Pollution Man

We saw 'The environment' not as a coherent lump, but a matter of class distribution. Working people copped more pollution than middle class, while the rich also owned more of the resources than the rest. This analysis led to the development of a 'Pollution Man' (sic), who concentrated on people living round factories, powerless to do anything about the pollution descending upon them. This led inextricably to realising that the worst affected are those in work - and hence the development of 'Hazards'.

Legacy:

There has been a paradigm change in environmental concerns since then. We were concerned about toxins - whether inside or outside factories. These included DDT, Dioxins, PCBs, additives in food and any number of hazardous substances. In the last few years there has been a growing realisation that it is not unnatural substances/toxins/poisons that are causing the main troubles, but natural substances running amok. In food nutrition, it is not lack of vitamins that are causing ill health, causing 70,000 early deaths due to obesity related disorders, but eating too much / many carbohydrates - naturally occurring substances. Similarly the end of the world as we kowit is not going to be caused by carbon monoxide poisoining, but by excessive carbon dioxide - something quite harmless to us as individuals.

Quite what we would be saying know about climate change, I'm not sure. But I suspect, we would insist on the term 'global warming' and be muttering about 'carbon reductionism'. The recent 'climategate' about leaked emails threw into relief the role of scientists. They were taken by surprise at the affects, believing till then their facts were enough to convince politicians and economists and seemed naive about the role of science in society today. But similarly society didnt seem to realise scientists are also human beings.

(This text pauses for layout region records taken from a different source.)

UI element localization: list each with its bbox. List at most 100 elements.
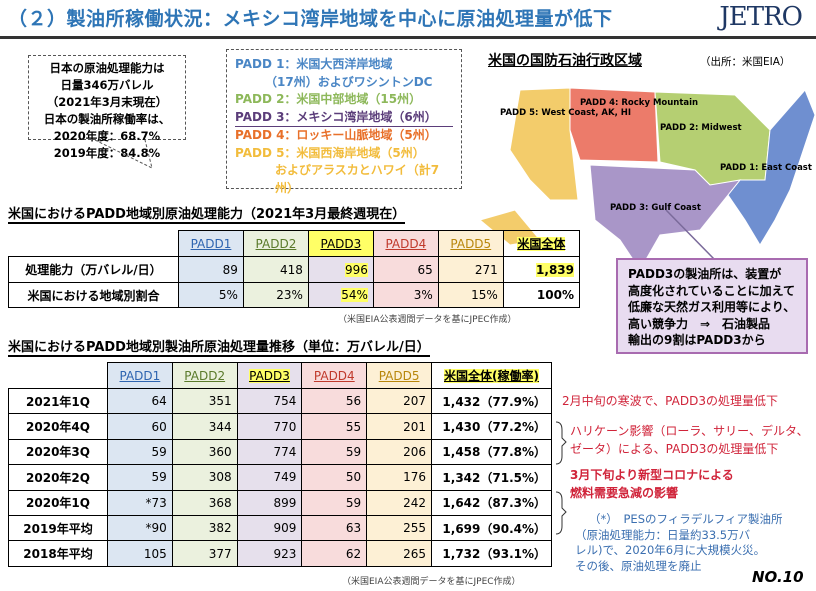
callout-line: 日量346万バレル xyxy=(60,78,154,92)
table-cell: 308 xyxy=(171,464,238,491)
map-source: （出所：米国EIA） xyxy=(700,56,791,68)
table-cell: 360 xyxy=(171,438,238,466)
table-cell: 242 xyxy=(366,489,432,516)
capacity-section-title: 米国におけるPADD地域別原油処理能力（2021年3月最終週現在） xyxy=(8,203,406,224)
slide-title: （２）製油所稼働状況：メキシコ湾岸地域を中心に原油処理量が低下 xyxy=(8,8,613,30)
table-cell: 50 xyxy=(301,464,368,491)
table-cell: 344 xyxy=(171,413,238,440)
throughput-table: PADD1 PADD2 PADD3 PADD4 PADD5 米国全体(稼働率) … xyxy=(8,362,552,567)
table-cell: 1,432（77.9%） xyxy=(431,387,552,415)
table-cell: 201 xyxy=(366,413,432,440)
col-header: PADD1 xyxy=(107,362,173,389)
table-cell: 60 xyxy=(107,413,173,440)
map-region-padd3 xyxy=(589,164,742,260)
callout-line: 日本の原油処理能力は xyxy=(49,61,165,75)
annotation-covid: 3月下旬より新型コロナによる 燃料需要急減の影響 xyxy=(570,468,734,500)
capacity-note: （米国EIA公表週間データを基にJPEC作成） xyxy=(338,315,517,325)
table-cell: *73 xyxy=(107,489,173,516)
table-cell: 63 xyxy=(301,514,368,542)
throughput-section-title: 米国におけるPADD地域別製油所原油処理量推移（単位：万バレル/日） xyxy=(8,336,430,357)
col-header: PADD2 xyxy=(171,362,238,389)
table-row: 2019年平均 *90 382 909 63 255 1,699（90.4%） xyxy=(8,514,552,542)
table-row: 2020年2Q 59 308 749 50 176 1,342（71.5%） xyxy=(8,464,552,491)
table-cell: 1,699（90.4%） xyxy=(431,514,552,542)
col-header: PADD3 xyxy=(249,368,290,383)
table-cell: 909 xyxy=(236,514,303,542)
table-cell: 1,458（77.8%） xyxy=(431,438,552,466)
table-cell: 377 xyxy=(171,540,238,567)
legend-padd5-cont: およびアラスカとハワイ（計7州） xyxy=(275,163,440,195)
legend-padd1: PADD 1：米国大西洋岸地域 xyxy=(235,57,393,71)
callout-line: 2020年度：68.7% xyxy=(53,129,161,143)
table-cell: 1,732（93.1%） xyxy=(431,540,552,567)
legend-padd1-cont: （17州）およびワシントンDC xyxy=(265,74,433,89)
table-cell: 59 xyxy=(301,489,368,516)
padd-map: PADD 5: West Coast, AK, HI PADD 4: Rocky… xyxy=(478,87,816,260)
col-header: 米国全体 xyxy=(517,237,566,251)
annotation-hurricane: ハリケーン影響（ローラ、サリー、デルタ、 ゼータ）による、PADD3の処理量低下 xyxy=(570,424,809,456)
callout-tail xyxy=(94,140,153,169)
callout-line: （2021年3月末現在） xyxy=(46,95,168,109)
table-cell: 770 xyxy=(236,413,303,440)
map-label-padd3: PADD 3: Gulf Coast xyxy=(610,203,701,213)
table-cell: 774 xyxy=(236,438,303,466)
table-cell: 55 xyxy=(301,413,368,440)
capacity-table: PADD1 PADD2 PADD3 PADD4 PADD5 米国全体 処理能力（… xyxy=(8,230,581,308)
map-label-padd2: PADD 2: Midwest xyxy=(660,123,742,133)
table-cell: 59 xyxy=(301,438,368,466)
table-cell: 1,430（77.2%） xyxy=(431,413,552,440)
table-cell: 62 xyxy=(301,540,368,567)
table-cell: 1,342（71.5%） xyxy=(431,464,552,491)
table-cell: 368 xyxy=(171,489,238,516)
col-header: PADD2 xyxy=(242,230,309,257)
table-cell: 255 xyxy=(366,514,432,542)
table-cell: 56 xyxy=(301,387,368,415)
annotation-braces xyxy=(555,421,567,535)
pes-footnote: （*） PESのフィラデルフィア製油所 （原油処理能力：日量約33.5万バ レル)で… xyxy=(575,512,783,573)
map-region-padd4 xyxy=(569,87,659,163)
padd3-callout: PADD3の製油所は、装置が 高度化されていることに加えて 低廉な天然ガス利用等によ… xyxy=(616,258,808,354)
throughput-note: （米国EIA公表週間データを基にJPEC作成） xyxy=(342,577,521,587)
map-region-padd1 xyxy=(727,89,816,246)
table-cell: 207 xyxy=(366,387,432,415)
table-row: 2020年1Q *73 368 899 59 242 1,642（87.3%） xyxy=(8,489,552,516)
table-cell: 105 xyxy=(107,540,173,567)
table-cell: 923 xyxy=(236,540,303,567)
title-divider xyxy=(0,36,816,39)
jetro-logo: JETRO xyxy=(719,2,803,32)
map-label-padd4: PADD 4: Rocky Mountain xyxy=(580,98,698,108)
table-cell: 899 xyxy=(236,489,303,516)
table-row: 処理能力（万バレル/日） 89 418 996 65 271 1,839 xyxy=(8,256,581,283)
col-header: PADD4 xyxy=(372,230,439,257)
table-row: 2020年4Q 60 344 770 55 201 1,430（77.2%） xyxy=(8,413,552,440)
table-cell: 1,642（87.3%） xyxy=(431,489,552,516)
map-title: 米国の国防石油行政区域 xyxy=(488,53,642,69)
table-row: 米国における地域別割合 5% 23% 54% 3% 15% 100% xyxy=(8,282,581,308)
table-cell: 351 xyxy=(171,387,238,415)
annotation-cold-wave: 2月中旬の寒波で、PADD3の処理量低下 xyxy=(562,394,778,408)
legend-padd5: PADD 5：米国西海岸地域（5州） xyxy=(235,145,425,160)
japan-capacity-callout: 日本の原油処理能力は 日量346万バレル （2021年3月末現在） 日本の製油所… xyxy=(28,55,186,160)
table-row: 2018年平均 105 377 923 62 265 1,732（93.1%） xyxy=(8,540,552,567)
col-header: PADD3 xyxy=(307,230,374,257)
table-cell: 59 xyxy=(107,438,173,466)
col-header: PADD5 xyxy=(437,230,504,257)
page-number: NO.10 xyxy=(752,568,804,586)
table-cell: 176 xyxy=(366,464,432,491)
table-row: 2020年3Q 59 360 774 59 206 1,458（77.8%） xyxy=(8,438,552,466)
table-cell: 382 xyxy=(171,514,238,542)
col-header: PADD5 xyxy=(366,362,432,389)
col-header: 米国全体(稼働率) xyxy=(444,369,539,383)
map-label-padd5: PADD 5: West Coast, AK, HI xyxy=(500,108,631,118)
col-header: PADD4 xyxy=(301,362,368,389)
table-cell: 206 xyxy=(366,438,432,466)
map-arrow xyxy=(665,209,716,260)
table-cell: 749 xyxy=(236,464,303,491)
legend-padd4: PADD 4：ロッキー山脈地域（5州） xyxy=(235,128,437,142)
map-label-padd1: PADD 1: East Coast xyxy=(720,163,812,173)
table-cell: *90 xyxy=(107,514,173,542)
table-cell: 265 xyxy=(366,540,432,567)
callout-line: 2019年度：84.8% xyxy=(53,146,161,160)
legend-padd3: PADD 3：メキシコ湾岸地域（6州） xyxy=(235,109,453,127)
table-cell: 754 xyxy=(236,387,303,415)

While helping people fight against the perils of BP Baglan Bay, there emerged news that the process was killing people working in such PVC plants. The monomer used to make PVC was vinyl choride. It was found to cause a rare liver cancer - angiosarcoma, mainly as a result of the compnay doctor of G.F Goodrich noticing a 'clump' of cases. Link to article 'Science in the Plastics Factory

And Pollution man was called in to comment on the disaster at Seveso in Italy, and whether it could occur in Britain. Here is article in News of the World from 1976 (picture on left)

However, class analysis got lost on the 1990s, particularly in reference to 'the environment'. It is now - at best the environment versus economics - rather than versus powerful interests. And more often it is reduced to the very individualistic ' what you can do for the environment'.